By Kazuhiro Gomi, President & CEO of NTT Research
NTT Research is unique, but not the only organization in our corporation with ambitious long-range 1goals. Another research group within NTT, for instance, in collaboration with Japan’s National Institute for Materials Science (NIMS), recently broke new ground involving technology that may take a decade to implement. The technology is graphene photodetection, with use cases in areas such as optical sensing and optical-to-electrical (O-E) signal conversion.
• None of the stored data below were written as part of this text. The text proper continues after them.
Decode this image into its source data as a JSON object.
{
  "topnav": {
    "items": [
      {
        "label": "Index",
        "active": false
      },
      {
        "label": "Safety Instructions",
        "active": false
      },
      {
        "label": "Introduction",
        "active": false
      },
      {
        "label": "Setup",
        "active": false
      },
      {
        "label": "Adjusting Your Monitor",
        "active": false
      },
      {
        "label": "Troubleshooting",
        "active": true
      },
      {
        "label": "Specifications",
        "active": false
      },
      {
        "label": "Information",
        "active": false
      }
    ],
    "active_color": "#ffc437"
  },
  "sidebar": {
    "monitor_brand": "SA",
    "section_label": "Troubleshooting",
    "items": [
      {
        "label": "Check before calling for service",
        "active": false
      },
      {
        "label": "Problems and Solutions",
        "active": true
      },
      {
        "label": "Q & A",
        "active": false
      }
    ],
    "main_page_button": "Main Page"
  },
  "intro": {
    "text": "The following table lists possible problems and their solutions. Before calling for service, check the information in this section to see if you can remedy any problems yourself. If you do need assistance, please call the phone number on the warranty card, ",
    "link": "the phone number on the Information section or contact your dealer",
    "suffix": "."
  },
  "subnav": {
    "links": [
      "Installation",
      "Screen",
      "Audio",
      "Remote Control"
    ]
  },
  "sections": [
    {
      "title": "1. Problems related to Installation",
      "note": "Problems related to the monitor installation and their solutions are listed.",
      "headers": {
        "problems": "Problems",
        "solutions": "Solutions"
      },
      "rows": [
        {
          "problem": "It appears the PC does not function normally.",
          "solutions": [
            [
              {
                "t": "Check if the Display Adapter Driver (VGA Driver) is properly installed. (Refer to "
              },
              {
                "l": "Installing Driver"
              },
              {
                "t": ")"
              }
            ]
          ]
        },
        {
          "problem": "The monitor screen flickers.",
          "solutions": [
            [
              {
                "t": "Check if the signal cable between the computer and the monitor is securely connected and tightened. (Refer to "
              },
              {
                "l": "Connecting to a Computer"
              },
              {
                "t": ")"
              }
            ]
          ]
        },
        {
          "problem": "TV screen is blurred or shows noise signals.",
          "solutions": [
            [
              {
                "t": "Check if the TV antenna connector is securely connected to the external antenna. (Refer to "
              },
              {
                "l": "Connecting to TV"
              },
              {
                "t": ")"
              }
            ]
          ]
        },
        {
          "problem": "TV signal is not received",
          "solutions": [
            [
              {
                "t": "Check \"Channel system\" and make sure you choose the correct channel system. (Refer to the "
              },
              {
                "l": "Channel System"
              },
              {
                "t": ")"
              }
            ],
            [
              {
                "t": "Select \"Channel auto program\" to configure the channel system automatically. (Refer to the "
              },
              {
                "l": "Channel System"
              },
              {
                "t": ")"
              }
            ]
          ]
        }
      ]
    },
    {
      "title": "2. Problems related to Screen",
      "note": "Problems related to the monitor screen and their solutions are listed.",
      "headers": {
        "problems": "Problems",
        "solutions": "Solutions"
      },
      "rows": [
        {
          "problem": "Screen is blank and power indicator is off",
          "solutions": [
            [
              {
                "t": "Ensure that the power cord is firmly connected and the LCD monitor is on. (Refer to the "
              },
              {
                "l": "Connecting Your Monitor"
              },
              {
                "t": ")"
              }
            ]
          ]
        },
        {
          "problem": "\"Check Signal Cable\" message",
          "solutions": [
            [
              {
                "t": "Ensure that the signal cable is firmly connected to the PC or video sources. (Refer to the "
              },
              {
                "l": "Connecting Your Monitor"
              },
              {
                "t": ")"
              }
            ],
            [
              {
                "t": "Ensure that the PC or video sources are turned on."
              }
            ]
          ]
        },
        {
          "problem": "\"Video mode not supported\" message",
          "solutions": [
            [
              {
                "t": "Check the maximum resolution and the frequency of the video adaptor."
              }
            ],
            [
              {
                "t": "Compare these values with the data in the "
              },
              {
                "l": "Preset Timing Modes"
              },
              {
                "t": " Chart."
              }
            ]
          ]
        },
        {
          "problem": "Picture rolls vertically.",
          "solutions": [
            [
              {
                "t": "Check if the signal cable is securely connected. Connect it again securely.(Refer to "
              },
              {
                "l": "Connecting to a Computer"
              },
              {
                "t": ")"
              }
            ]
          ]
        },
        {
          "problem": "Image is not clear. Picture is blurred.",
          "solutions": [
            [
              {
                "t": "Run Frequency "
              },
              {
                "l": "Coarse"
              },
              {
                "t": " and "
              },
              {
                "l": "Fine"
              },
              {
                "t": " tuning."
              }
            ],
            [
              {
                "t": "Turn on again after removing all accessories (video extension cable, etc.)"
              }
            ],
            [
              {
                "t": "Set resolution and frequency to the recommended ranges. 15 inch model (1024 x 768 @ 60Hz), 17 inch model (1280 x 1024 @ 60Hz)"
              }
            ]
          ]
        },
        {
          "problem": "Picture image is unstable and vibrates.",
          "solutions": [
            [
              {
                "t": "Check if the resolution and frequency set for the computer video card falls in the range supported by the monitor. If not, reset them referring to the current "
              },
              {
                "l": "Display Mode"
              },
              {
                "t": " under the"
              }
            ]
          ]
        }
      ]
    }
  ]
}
Given our PHI Lab’s optical-based approach to quantum computing, we are naturally interested to learn about any dramatic improvements in photodetection. In this case, the high performance is due to graphene, a form of carbon that consists of a single layer of atoms arranged in a lattice structure. It is an amazing and relatively new substance. Two scientists at the University of Manchester, UK, isolated and characterized graphene in 2004. Six years later they won the Nobel Prize in Physics. What followed was a kind of “graphene gold rush,” as described in this 2014 New York Times video, with scientists exploring the exceptional properties of this super-thin form of carbon, 100 times stronger than diamond and more highly conductive of heat and electricity at room temperature than any other known material.
Among graphene’s impressive optical properties, further clarified in the NTT-NIMS research, are high sensitivity and high-speed electrical response to a wide range of electromagnetic waves, from terahertz (THz) to ultraviolet (UV). That means that graphene could be used at wavelength ranges where existing semiconductor devices cannot operate.
What our colleagues at NTT and NIMS demonstrated is the world’s fastest photodetection response. They did so by building a gate-tunable graphene photodetector with a bandwidth of up to 220 GHz, in a condition of thermal equilibrium known as zero-bias operation. (The previous zero-bias operating bandwidth limit was 70 GHz.) Their breakthrough, summarized in this article in Nature Photonics, is attributable to two techniques: 1) a new gate structure using a zinc oxide (ZnO) thin film to suppress the resistor-capacity circuit (RC) time constant of electric circuits; and 2) an experimental system with on-chip THz spectroscopy, which eliminates the distortion of using oscilloscopes placed at a distance from the photodetector.
As with what we do at NTT Research, this discovery is at the basic research phase, thus it is far from market ready. It may take ten years for graphene photodetectors to replace existing semiconductor devices. A big problem is its cost; current devices are created by manually extracting crystals. But the collaborative NTT-NIMS graphene R&D team is thinking ahead. Boron nitride crystal growth technology could enable mass production. And going forward, they plan to address sub-par photoelectric conversion efficiency by using plasmonics to improve the coupling between graphene and light.